The Voyager model at Eyewear by David Beckham — a Safilo Group license recently turned perpetual — was oversize and done in high-contrast Havana acetate. A sophisticated version also appeared in wife and designer Victoria Beckham’s collection, with a hexagonal-lensed black frame. At Giorgio Armani, a pilot silhouette nodded to vintage eyewear designs, ditto for the new styles in Carrera’s women’s collection. At Lacoste, a pastel-hued, see-through acetate frame had tonal dégradé lenses.
Speaking of the latter, green was the season’s predominant color, offered by brands in different shades, from the pistachio lenses of Vogue Eyewear and Lapima’s avocado green iteration to bottle green on the Ray-Ban Mega Clubmaster and L.G.R’s mineral glass lenses.
The winner of Mido’s Certified Sustainable Eyewear Award for the European sunglasses category incorporated many of the trends mentioned so far. The Boss eyewear style, licensed to Safilo, is an oversize pilot shape with deep green lenses.
The combo of acetate and metallic accents was also a defining trend, with L.G.R’s Lions of Ethiopia model featuring a golden metallic frame and Havana acetate temples.
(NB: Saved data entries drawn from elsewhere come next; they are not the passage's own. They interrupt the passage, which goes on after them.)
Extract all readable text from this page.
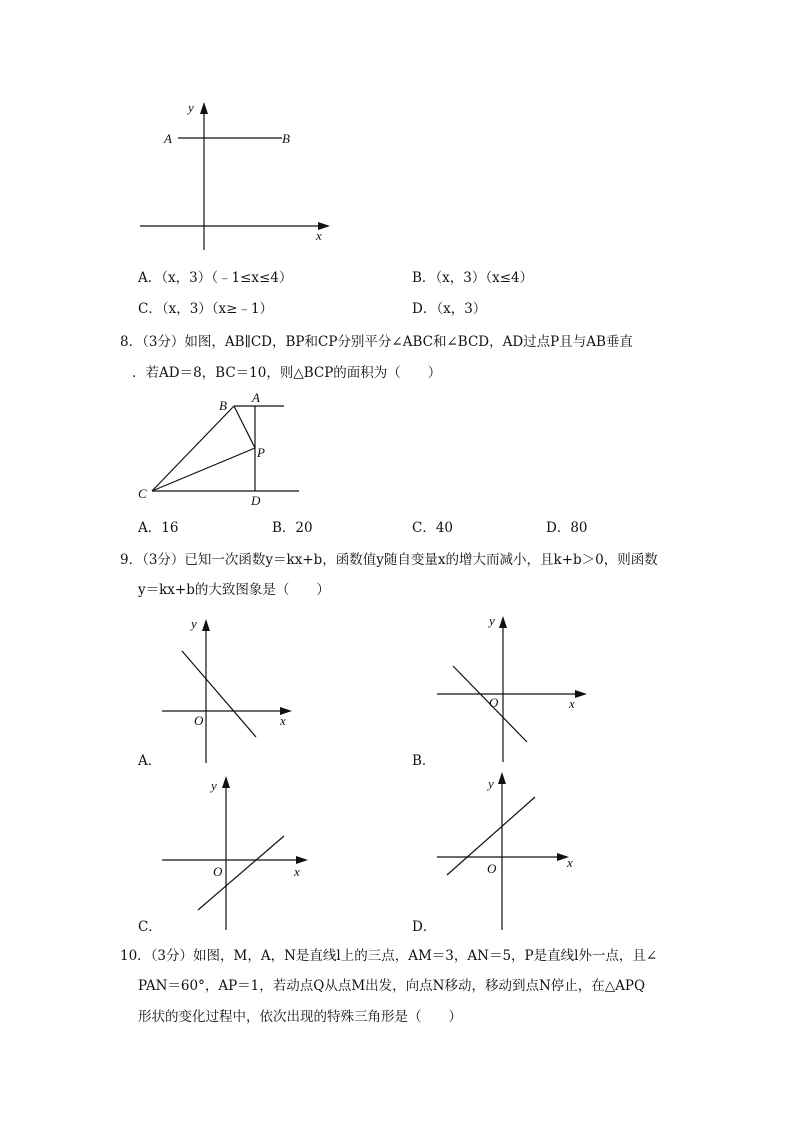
y
x
A	B
A．（x，3）（﹣1≤x≤4）	B．（x，3）（x≤4）
C．（x，3）（x≥﹣1）	D．（x，3）
8．（3分）如图，AB∥CD，BP和CP分别平分∠ABC和∠BCD，AD过点P且与AB垂直
．若AD＝8，BC＝10，则△BCP的面积为（　　）
B
A
P
C	D
A．16	B．20	C．40	D．80
9．（3分）已知一次函数y＝kx+b，函数值y随自变量x的增大而减小，且k+b＞0，则函数
y＝kx+b的大致图象是（　　）
y
x
O
A．
y
x
O
B．
y
x
O
C．
y
x
O
D．
10．（3分）如图，M，A，N是直线l上的三点，AM＝3，AN＝5，P是直线l外一点，且∠
PAN＝60°，AP＝1，若动点Q从点M出发，向点N移动，移动到点N停止，在△APQ
形状的变化过程中，依次出现的特殊三角形是（　　）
Akoni’s high-tech and performative eyewear included a cool aviator style with metallic insert and visible core on the temples, while Balmain’s Colonel model featured an embellished metallic frame and acetate temples.
At Mykita the concept was taken a step further with the Mylon range crafted from a registered, 3D-printed material that ensures exceptional lightness, offered in combination with stainless steel inserts along the frame and temples in the Hybrid model. The material was also employed for the Incheon style, a slightly enveloping, architectural design with sculptural temples.
Perhaps suggestive of what House of Modo’s Lo Faro described “as the rise in functionality speaking no longer just to die-hard fans of minimalism,” companies — especially among the niche and independents — unveiled superlight eyewear crafted from high-end materials such as titanium and horn worked into understated designs. These were ubiquitous at the fair, from Akoni’s pricey Juno-Two style to Rodenstock’s rimless design and the limited-edition horn version with titanium temples.